The transition from bare-metal processes through virtualisation to container-based cloud operation was a deliberate strategic move by the company, which I helped implement. Today the software runs in Docker containers on Kubernetes — at Hetzner, OVH, Azure, Google Cloud or on-premises at the customer. Deployments take less than an hour, new plants can be onboarded in minutes, and customers with sovereignty or compliance requirements can be served without vendor lock-in.

Modernising the northbound interface

On my initiative Azure Event Hub and RabbitMQ were integrated as modern messaging backbones.

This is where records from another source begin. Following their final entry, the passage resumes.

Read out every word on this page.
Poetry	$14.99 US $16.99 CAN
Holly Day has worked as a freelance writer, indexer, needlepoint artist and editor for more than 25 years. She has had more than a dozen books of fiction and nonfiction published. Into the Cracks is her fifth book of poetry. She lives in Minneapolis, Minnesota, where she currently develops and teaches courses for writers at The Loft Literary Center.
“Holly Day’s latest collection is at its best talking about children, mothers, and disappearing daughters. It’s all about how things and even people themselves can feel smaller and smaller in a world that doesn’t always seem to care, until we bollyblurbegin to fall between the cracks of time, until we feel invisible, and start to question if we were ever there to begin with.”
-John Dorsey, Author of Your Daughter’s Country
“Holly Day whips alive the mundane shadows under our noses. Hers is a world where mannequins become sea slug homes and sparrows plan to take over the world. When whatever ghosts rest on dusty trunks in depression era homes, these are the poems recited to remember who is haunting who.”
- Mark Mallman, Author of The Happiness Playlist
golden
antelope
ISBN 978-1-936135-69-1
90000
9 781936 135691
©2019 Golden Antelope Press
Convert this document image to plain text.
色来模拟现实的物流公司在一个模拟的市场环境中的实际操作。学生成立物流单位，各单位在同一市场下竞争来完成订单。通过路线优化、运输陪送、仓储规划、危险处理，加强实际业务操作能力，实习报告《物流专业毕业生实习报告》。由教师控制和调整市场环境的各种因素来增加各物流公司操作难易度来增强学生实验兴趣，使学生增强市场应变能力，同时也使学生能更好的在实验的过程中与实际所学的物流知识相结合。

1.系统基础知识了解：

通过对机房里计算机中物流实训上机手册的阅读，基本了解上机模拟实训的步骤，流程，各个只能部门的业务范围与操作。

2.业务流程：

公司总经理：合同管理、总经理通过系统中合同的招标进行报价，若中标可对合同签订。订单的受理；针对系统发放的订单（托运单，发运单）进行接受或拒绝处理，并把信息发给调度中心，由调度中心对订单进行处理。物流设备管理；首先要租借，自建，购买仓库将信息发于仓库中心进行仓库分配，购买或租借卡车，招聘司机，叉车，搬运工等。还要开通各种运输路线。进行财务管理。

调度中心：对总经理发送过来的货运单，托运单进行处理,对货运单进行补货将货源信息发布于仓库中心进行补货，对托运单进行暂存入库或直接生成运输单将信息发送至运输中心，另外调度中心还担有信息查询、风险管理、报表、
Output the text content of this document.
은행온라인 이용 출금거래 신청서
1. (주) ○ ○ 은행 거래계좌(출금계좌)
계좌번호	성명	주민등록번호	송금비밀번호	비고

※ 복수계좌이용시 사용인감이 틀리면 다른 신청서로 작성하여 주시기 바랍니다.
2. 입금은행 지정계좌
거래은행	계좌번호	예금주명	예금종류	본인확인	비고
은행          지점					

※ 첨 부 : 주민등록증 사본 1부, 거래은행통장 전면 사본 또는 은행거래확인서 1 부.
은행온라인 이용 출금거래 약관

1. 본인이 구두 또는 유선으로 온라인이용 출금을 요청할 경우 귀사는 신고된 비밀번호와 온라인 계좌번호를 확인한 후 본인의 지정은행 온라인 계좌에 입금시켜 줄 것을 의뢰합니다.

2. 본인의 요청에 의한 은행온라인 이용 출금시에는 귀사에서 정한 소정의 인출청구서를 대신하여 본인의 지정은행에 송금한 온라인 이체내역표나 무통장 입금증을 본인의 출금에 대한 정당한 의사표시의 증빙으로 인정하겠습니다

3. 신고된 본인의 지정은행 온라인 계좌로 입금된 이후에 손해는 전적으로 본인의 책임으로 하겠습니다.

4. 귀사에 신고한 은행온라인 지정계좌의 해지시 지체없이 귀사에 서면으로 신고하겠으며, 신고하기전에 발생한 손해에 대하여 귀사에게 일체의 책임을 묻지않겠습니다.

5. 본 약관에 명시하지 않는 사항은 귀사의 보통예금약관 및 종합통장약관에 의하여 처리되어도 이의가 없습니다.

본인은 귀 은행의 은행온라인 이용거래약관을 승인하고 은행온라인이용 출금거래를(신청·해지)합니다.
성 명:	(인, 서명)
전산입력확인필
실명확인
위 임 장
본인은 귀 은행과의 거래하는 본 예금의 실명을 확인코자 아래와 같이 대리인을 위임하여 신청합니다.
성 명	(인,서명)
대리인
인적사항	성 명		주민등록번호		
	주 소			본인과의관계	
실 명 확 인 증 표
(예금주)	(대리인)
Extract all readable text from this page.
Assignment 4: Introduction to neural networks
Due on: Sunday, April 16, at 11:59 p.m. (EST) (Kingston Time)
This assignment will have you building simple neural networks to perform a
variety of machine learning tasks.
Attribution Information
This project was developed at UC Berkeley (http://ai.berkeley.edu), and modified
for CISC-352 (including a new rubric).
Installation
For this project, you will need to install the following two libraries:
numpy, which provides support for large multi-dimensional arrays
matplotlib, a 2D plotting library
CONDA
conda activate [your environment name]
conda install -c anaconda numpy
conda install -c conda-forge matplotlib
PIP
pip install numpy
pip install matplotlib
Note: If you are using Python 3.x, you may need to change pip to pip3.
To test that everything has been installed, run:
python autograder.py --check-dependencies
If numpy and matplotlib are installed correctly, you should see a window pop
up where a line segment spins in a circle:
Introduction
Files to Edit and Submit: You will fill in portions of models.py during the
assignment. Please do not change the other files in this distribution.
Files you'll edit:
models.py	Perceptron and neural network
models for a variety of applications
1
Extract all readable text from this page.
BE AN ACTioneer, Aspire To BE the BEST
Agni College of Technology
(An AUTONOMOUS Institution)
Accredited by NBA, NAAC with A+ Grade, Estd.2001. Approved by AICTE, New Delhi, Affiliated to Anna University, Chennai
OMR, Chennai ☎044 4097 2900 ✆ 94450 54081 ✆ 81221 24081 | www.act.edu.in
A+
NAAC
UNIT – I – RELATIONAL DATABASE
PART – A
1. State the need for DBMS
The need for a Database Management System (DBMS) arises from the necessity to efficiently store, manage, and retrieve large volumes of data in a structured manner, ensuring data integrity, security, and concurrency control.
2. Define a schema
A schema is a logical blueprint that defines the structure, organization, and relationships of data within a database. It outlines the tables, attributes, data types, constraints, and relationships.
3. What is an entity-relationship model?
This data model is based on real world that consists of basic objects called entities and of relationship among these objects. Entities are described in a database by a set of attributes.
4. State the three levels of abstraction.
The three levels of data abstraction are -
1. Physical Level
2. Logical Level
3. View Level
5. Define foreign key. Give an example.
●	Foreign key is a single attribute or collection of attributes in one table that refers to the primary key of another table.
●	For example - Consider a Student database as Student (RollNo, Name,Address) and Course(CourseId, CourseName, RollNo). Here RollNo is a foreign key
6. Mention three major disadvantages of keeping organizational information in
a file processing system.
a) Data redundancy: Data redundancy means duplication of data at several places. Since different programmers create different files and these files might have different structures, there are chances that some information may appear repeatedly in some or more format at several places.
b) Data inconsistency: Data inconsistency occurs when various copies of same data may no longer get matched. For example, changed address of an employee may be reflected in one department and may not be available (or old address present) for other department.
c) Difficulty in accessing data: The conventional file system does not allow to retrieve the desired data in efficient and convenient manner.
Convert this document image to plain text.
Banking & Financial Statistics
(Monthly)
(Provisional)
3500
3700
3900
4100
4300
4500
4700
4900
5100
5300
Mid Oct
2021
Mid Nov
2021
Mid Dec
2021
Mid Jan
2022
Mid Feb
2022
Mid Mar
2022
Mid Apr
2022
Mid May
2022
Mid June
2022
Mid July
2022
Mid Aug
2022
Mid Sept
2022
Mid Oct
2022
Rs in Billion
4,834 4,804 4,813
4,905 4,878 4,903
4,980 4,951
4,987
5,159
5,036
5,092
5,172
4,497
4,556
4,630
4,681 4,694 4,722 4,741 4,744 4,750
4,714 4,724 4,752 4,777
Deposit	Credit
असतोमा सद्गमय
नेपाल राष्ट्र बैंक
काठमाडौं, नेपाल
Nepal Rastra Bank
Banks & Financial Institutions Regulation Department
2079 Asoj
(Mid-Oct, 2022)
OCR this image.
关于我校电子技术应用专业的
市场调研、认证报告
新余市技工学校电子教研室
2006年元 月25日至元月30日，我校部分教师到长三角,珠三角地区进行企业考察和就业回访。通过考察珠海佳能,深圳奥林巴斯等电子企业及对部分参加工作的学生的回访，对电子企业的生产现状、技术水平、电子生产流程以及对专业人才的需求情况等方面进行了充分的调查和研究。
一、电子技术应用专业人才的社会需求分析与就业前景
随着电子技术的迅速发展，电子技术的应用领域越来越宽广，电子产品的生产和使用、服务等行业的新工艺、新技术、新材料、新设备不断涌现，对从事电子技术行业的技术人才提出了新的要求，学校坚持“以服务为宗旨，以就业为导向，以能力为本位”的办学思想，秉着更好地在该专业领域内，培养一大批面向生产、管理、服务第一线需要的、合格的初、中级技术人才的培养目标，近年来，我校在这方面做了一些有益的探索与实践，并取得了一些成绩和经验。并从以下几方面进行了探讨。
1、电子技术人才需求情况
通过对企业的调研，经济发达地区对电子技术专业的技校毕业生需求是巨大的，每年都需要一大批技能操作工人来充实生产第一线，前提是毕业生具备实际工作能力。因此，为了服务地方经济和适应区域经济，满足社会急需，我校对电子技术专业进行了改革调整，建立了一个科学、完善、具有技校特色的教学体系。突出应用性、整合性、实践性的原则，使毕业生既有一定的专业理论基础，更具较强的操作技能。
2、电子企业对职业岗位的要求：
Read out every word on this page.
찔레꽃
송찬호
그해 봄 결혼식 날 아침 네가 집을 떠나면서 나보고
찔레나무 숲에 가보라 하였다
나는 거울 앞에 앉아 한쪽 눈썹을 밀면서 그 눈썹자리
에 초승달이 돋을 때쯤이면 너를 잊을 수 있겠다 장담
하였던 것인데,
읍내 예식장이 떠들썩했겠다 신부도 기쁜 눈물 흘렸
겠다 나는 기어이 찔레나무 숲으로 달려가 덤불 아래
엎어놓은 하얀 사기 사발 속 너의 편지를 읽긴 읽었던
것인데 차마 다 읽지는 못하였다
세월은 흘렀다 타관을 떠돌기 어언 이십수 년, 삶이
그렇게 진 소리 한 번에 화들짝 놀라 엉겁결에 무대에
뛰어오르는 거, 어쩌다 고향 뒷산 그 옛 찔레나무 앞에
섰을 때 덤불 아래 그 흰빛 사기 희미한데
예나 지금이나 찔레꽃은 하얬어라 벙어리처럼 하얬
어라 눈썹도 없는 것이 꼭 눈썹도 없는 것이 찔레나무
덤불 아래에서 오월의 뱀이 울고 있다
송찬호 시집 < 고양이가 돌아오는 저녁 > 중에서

This made the middleware compatible with the cloud and streaming architectures customers had moved their data platforms to.

Outcome

  • Scale: Over 8,000 connected assets and devices at 30+ customers across Europe and the US today.
  • Vendor agnosticism: Connectivity to virtually all relevant wind turbine manufacturers in the European market, via proprietary and standardised protocols.
  • Time-to-market: Customer adjustments via Python can be implemented by both engineering and support — instead of through core-product releases.
  • Operations: Sub-hour deployments, plant onboarding in minutes, semi-automated processes with clear traceability.
  • Strategic: The data gateway has grown from a technical component into a platform that other products in the company build on.

Technologies used

  • Languages: C++, Python
  • Southbound protocols: Modbus, OPC XML-DA, OPC UA, IEC 60870-5-101/104, ICCP/TASE.2, various proprietary vendor protocols
  • Northbound protocols and interfaces: AMQP, RabbitMQ, Azure Event Hub, OPC UA, FTP, HTTP APIs, database connectors
  • Standards: IEC 61400 (unified data model)
  • Infrastructure: Docker, Kubernetes (Hetzner, OVH, Azure, Google Cloud, on-premises)
  • Engineering practices: Unit testing, refactoring, traceable deployment processes

What this experience transfers to

This case study stands in for a profile I offer clients: the ability to keep long-lived industrial software alive in a heterogeneous, regulated environment — and not just maintain it, but evolve it strategically. From protocol layer to cloud architecture, from code to team leadership.